Internet está plagada de los llamados sitios web «pro vida» que repiten esta ridícula historia y, de paso, cambian premisas objetivas con desenfreno gratuito. Aquí hay otra versión. «Si hubieras conocido a una mujer embarazada, que ya tenía ocho hijos, tres de los cuales eran sordos, dos eran ciegos, uno retrasado mental (todo porque ella tenía sífilis), ¿hubieras recomendado que abortara? Entonces habrías matado a Beethoven»(130). Esta interpretación de la leyenda degrada al gran compositor del quinto al octavo puesto en orden de nacimiento, aumenta el número de sordos a tres y el número de ciegos a dos, y asigna la sífilis a la madre en vez de al padre. La mayoría de los cuarenta y tres sitios web que he encontrado cuando buscaba versiones de la historia se la atribuyen no a Maurice Baring, sino a un tal profesor L. R. Agnew, de la facultad de Medicina de la Universidad de California, en Los Ángeles, de quien se dijo que había presentado el dilema a sus alumnos y les había dicho: «Felicidades, acaban de matar a Beethoven». Podemos dar caritativamente a L. R. Agnew el beneficio de dudar de su existencia —es sorprendente cómo se difunden esas leyendas urbanas—. No he podido averiguar si fue Baring quien originó la leyenda o si fue inventada con anterioridad.
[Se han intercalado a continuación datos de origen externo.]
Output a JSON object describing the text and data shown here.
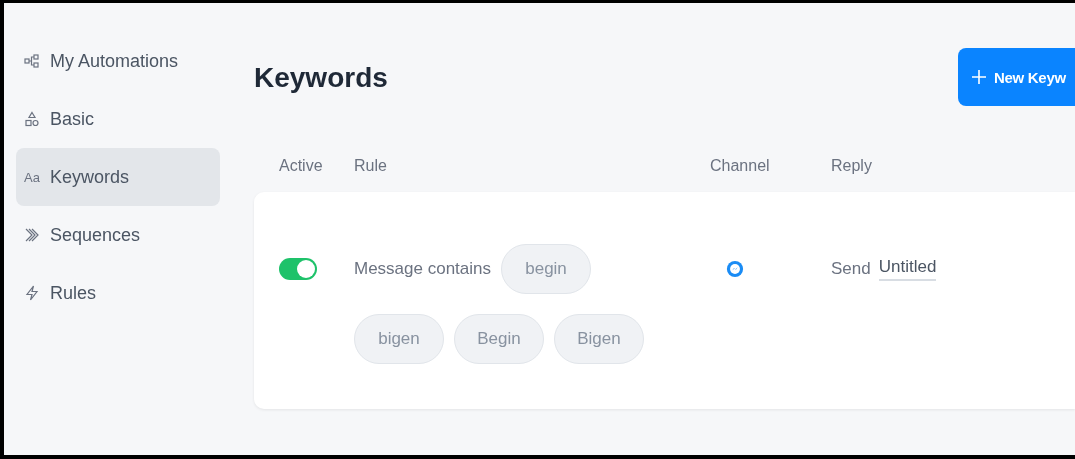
{
  "sidebar": {
    "items": [
      {
        "label": "My Automations",
        "kind": "automations",
        "selected": false
      },
      {
        "label": "Basic",
        "kind": "basic",
        "selected": false
      },
      {
        "label": "Keywords",
        "kind": "keywords",
        "icon_text": "Aa",
        "selected": true
      },
      {
        "label": "Sequences",
        "kind": "sequences",
        "selected": false
      },
      {
        "label": "Rules",
        "kind": "rules",
        "selected": false
      }
    ]
  },
  "title": "Keywords",
  "new_button": {
    "label": "New Keyw"
  },
  "table": {
    "columns": [
      "Active",
      "Rule",
      "Channel",
      "Reply"
    ],
    "rows": [
      {
        "active": true,
        "rule": "Message contains",
        "keywords": [
          "begin",
          "bigen",
          "Begin",
          "Bigen"
        ],
        "reply_prefix": "Send",
        "reply": "Untitled"
      }
    ]
  }
}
Ciertamente, fue inventada. Es completamente falsa. La verdad es que Ludwig van Beethoven ni fue el noveno ni el quinto hijo de sus padres. Fue el mayor —estrictamente hablando, fue el segundo, pero su hermano mayor murió en su infancia, como era habitual en aquellos días, y no fue, hasta donde se conoce, ciego, sordo, mudo o retrasado mental—. Tampoco hay pruebas de que sus padres tuvieran sífilis, aunque es cierto que finalmente su madre muriera de tuberculosis. Había mucha en aquella época.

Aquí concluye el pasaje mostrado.